目前的情感对话生成技术大都倾向于指定生成回复情感的对话,例如,将用户情绪标注为悲伤后,传统情感对话系统会机械性的输出适用于所有悲伤情绪的回复,如:“请不要悲伤啦,一切都会好起来的!”;目前的情感对话生成技术不能很好地根据用户当前情绪生成贴合实际情绪的情感对话,与真实对话场景具有很大差距。Most of the current emotional dialogue generation technologies tend to specify the dialogue to generate a reply emotion. For example, after marking the user's emotion as sad, the traditional emotional dialogue system will mechanically output a reply that is suitable for all sad emotions, such as: "Please don't be sad." , everything will be fine!"; Current emotional dialogue generation technology cannot well generate emotional dialogue that fits the actual emotions based on the user's current emotions, and there is a big gap with real dialogue scenarios.

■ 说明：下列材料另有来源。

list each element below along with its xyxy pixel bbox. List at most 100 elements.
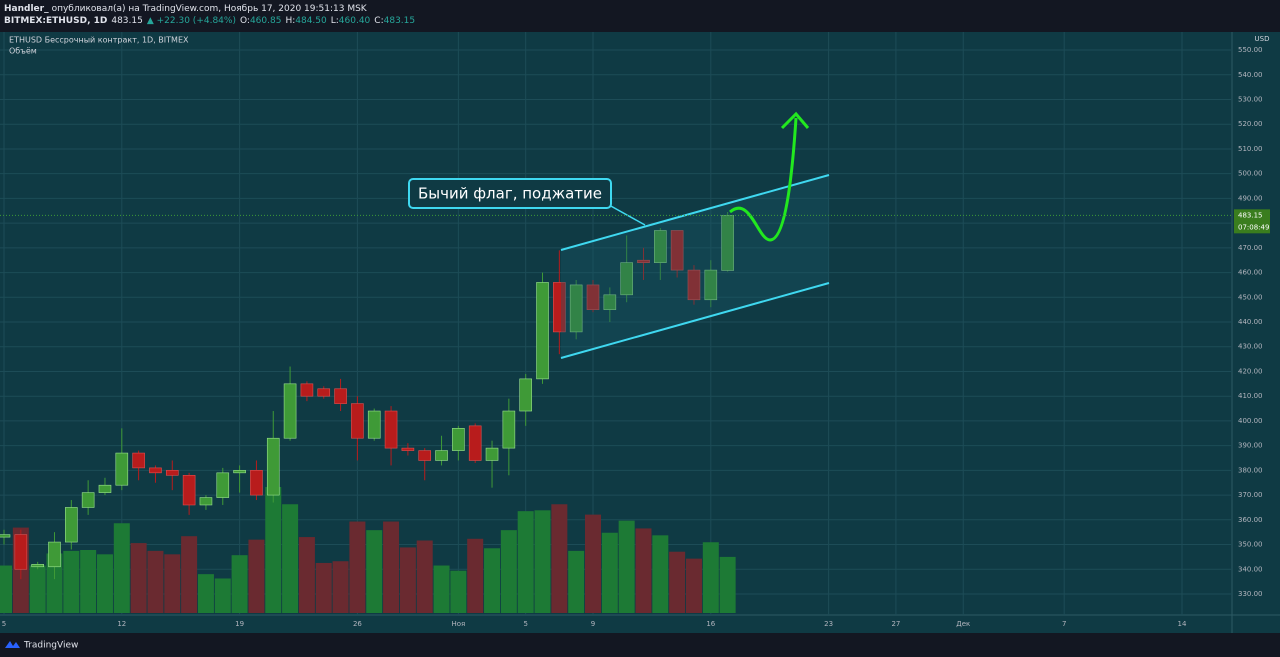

现有技术提供了一种面向不确定模态缺失的多模态情感分析方法,包括:获取带有不确定缺失的多模态数据,包括三种模态:文本、视觉和音频;通过训练后的多模态情感分析网络处理所述三种模态数据,以生成并输出最终的情感分类;所述多模态情感分析网络包括模态翻译模块,所述模态翻译模块是基于多头自注意力机制提取三种模态数据的单模态特征,并使用Transformer解码器对Transformer编码器进行监督,使视觉特征和音频特征逼近文本特征,从而将视觉特征和音频特征翻译成文本特征。该现有技术关注三种模态数据的单模态特征,没有考虑不同模态间的差异性和一致性,生成的文本质量低,不贴合真实对话场景。The existing technology provides a multi-modal sentiment analysis method for uncertain modal missing, including: obtaining multi-modal data with uncertain missing, including three modalities: text, visual and audio; after training The multi-modal emotion analysis network processes the three modal data to generate and output the final emotion classification; the multi-modal emotion analysis network includes a modal translation module, which is based on multi-head self-attention The force mechanism extracts the single-modal features of the three modal data, and uses the Transformer decoder to supervise the Transformer encoder to make the visual features and audio features approximate the text features, thereby translating the visual features and audio features into text features. This existing technology focuses on the single-modal features of three modal data and does not consider the differences and consistency between different modalities. The generated text is of low quality and does not fit the real conversation scene.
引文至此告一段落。